ASIC’s initiative appears to have been gilded by the recent listing of the Ethereum ETP on the Toronto Stock Exchange – which ASIC specifically notes in its article – and the ongoing reviews of the Australian Securities Exchange (ASX) for some crypto ETP applications.

In recent months, ASIC has become increasingly proactive in reaching out to blockchain and crypto companies in the country, trying to build trust and collaboration with the crypto economy. However, the regulator has been criticized by some of these companies for seeing the lack of up-to-date regulations and compliance obligations from crypto companies.

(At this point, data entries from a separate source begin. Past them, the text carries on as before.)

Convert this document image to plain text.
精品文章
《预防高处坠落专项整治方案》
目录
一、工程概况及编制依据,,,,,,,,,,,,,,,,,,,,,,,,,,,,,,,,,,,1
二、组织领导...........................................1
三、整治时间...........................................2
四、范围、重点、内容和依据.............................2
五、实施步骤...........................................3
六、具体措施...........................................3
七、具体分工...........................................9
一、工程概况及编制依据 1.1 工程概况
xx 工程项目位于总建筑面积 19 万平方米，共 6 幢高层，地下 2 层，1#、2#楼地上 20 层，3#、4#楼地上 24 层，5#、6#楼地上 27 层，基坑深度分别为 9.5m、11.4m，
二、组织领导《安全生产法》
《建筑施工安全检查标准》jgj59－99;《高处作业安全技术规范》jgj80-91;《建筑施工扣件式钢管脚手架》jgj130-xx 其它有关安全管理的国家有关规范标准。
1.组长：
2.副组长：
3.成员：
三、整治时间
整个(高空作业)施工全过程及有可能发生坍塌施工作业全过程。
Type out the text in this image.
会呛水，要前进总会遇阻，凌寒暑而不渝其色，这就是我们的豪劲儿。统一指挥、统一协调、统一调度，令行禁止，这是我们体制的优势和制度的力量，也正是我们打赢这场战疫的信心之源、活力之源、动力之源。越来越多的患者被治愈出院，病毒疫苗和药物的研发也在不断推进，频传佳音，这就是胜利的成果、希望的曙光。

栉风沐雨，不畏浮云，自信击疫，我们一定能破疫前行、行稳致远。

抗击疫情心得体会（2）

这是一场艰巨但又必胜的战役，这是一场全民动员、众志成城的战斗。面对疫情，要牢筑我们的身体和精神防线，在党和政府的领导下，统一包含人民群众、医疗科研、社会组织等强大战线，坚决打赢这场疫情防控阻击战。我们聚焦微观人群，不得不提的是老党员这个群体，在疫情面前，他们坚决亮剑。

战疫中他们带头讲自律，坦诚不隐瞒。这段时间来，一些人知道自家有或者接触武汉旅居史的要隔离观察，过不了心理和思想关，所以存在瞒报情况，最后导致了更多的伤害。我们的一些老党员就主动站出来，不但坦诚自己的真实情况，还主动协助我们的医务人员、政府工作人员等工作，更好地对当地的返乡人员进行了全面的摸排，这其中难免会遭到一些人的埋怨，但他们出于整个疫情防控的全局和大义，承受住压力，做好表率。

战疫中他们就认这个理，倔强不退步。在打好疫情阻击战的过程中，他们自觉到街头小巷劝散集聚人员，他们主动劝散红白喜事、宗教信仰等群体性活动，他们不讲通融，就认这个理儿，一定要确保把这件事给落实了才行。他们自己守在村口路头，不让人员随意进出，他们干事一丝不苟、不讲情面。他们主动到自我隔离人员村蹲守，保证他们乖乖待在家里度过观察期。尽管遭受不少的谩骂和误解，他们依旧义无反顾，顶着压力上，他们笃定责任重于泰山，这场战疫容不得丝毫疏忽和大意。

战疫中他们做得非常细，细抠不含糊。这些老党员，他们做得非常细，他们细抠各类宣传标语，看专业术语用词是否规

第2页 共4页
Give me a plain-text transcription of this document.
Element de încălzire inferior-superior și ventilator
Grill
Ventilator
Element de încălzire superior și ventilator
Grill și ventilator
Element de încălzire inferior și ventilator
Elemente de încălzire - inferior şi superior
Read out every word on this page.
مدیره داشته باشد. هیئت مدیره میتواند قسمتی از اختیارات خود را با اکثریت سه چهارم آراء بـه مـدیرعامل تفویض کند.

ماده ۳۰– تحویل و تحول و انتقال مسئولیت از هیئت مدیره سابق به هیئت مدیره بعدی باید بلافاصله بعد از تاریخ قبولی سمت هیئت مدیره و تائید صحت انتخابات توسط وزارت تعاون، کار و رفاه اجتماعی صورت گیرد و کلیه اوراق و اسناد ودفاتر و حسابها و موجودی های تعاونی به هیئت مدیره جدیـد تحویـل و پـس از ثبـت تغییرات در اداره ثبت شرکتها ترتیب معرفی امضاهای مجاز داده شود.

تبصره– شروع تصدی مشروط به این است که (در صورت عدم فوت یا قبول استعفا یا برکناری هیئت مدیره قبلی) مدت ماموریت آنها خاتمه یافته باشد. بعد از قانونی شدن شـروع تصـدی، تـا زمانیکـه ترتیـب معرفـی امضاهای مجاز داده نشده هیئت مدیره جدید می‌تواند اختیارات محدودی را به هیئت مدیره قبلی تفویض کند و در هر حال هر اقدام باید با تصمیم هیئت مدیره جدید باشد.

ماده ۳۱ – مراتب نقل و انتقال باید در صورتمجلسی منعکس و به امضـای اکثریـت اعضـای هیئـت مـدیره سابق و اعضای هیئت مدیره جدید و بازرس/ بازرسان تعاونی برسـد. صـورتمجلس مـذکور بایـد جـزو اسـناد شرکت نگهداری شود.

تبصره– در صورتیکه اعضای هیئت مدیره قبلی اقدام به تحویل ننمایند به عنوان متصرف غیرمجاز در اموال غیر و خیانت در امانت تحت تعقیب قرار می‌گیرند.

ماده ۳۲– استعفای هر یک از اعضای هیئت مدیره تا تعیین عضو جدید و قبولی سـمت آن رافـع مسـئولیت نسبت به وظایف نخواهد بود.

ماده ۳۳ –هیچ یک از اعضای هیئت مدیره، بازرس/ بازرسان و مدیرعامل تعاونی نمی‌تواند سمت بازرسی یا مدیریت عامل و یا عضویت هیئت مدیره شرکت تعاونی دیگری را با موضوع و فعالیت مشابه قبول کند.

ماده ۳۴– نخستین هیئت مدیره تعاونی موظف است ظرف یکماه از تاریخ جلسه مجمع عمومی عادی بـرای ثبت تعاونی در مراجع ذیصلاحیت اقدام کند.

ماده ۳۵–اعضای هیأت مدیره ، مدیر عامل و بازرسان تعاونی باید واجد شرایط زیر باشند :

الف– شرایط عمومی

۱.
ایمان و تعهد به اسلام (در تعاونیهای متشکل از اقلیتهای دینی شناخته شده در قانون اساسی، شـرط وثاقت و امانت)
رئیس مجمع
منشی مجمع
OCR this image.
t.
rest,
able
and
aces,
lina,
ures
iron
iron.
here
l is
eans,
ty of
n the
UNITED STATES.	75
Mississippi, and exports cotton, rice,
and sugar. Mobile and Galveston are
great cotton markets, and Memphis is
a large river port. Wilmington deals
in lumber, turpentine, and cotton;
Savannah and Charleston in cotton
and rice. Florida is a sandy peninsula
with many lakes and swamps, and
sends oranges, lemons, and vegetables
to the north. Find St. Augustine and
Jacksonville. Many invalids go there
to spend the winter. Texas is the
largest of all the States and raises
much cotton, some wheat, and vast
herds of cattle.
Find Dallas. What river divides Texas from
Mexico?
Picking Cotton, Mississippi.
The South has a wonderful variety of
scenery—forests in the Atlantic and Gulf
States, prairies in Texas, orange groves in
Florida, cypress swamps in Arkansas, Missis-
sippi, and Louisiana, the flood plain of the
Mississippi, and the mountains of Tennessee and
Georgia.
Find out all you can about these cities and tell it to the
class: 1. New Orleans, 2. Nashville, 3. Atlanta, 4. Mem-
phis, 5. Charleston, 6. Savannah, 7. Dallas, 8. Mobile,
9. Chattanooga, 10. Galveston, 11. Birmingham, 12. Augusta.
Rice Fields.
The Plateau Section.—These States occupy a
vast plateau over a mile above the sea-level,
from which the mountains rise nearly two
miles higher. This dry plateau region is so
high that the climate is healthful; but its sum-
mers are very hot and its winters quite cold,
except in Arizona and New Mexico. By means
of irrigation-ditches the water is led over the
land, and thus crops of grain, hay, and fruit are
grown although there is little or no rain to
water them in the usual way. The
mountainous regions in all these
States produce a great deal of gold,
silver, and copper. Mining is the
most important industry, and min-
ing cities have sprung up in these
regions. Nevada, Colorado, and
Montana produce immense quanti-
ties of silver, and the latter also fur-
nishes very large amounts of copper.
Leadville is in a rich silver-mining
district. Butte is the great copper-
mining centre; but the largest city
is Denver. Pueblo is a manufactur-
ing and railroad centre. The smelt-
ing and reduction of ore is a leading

In its statement, ASIC stressed that the way crypto assets are classified and regulated even in Australia is a government issue. The Senate Special Committee for Australia has assessed options for developing a comprehensive regulatory framework for crypto and digital assets, and ASIC stressed that their paper “seeks no way to advance commission decisions”.

Related: VanEck and BetaShares apply for Australian crypto ETF as family offices take over BTC

Public responses must be submitted to ASIC by July 27th. Respondents can choose to send their responses publicly, anonymously, or using an alias.

Speaking to Cointelegraph, BetaShares Founder and CEO Alex Vynokur addressed the question of the ASIC consultation on whether or not it is appropriate to allow retail investors to have crypto assets, essentially ETP through a licensed Australian market. Vynokur said that as a local provider of ETPs and other ASX exchange-traded funds, BetaShares believes this approach offers better consumer protection than direct access over the internet through exchanges.

Vynokur also agreed to the proposal that managed investment products such as ETPs should be limited to “a small subset of crypto assets that can have strong liquidity, transparency and availability. Pricing “.